The article highlights two main ideas.




The difference between demand and sales
Of course, while working on category management plan or to forecast the outcomes of a new project, you need to set up some goals, backed up by data. Most of the time, you extrapolate data from sales figures. But as the article underline, sales data are slim to have the big picture. It does not take into account the impact  out of stocks, suboptimal assortment, pricing inefficiencies, difficult POS experiences, misaligned brands, and redundant innovation. The whole environment have an impact on sales.
Sales data provide you with figures that are difficult to take clearly due to all the factors that may alter one customer decision.

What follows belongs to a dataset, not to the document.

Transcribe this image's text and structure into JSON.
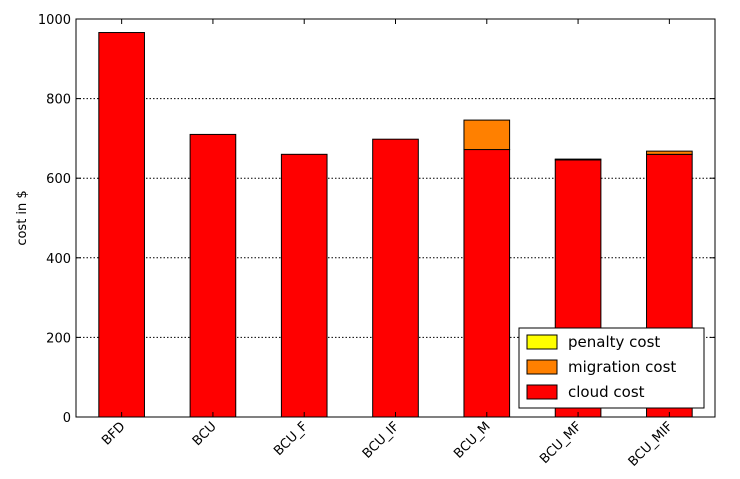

On the other hand demand data is also difficult to reach as we touch to the whole complexity of human emotions and complex decision making process. You need to have tools like brand mapping, that are difficult to transfert into figures. It is like working with your left and then your right brain. Easier said than done.


You need both information though to make the right answer. Same thing with the Direct Profit by Products analyze which can't be the single way to pick a product range, you need to understand all the strategical aspect of your demand, in order to make the right choice to suit your customers.


Working together with the different stakeholders
The second part of the article that I like is about integrating all marketing data. Indeed, there are three main actors that own a part of the information needed:
- Suppliers own customer data
- Retailers own shopper data
- Media own watchers data

It is the essence of category management: suppliers and retailers working together to leverage all these data in order to have the best respond to the demand. As the amount of data available is growing and becoming more precise, there is a lot of potential to unfold.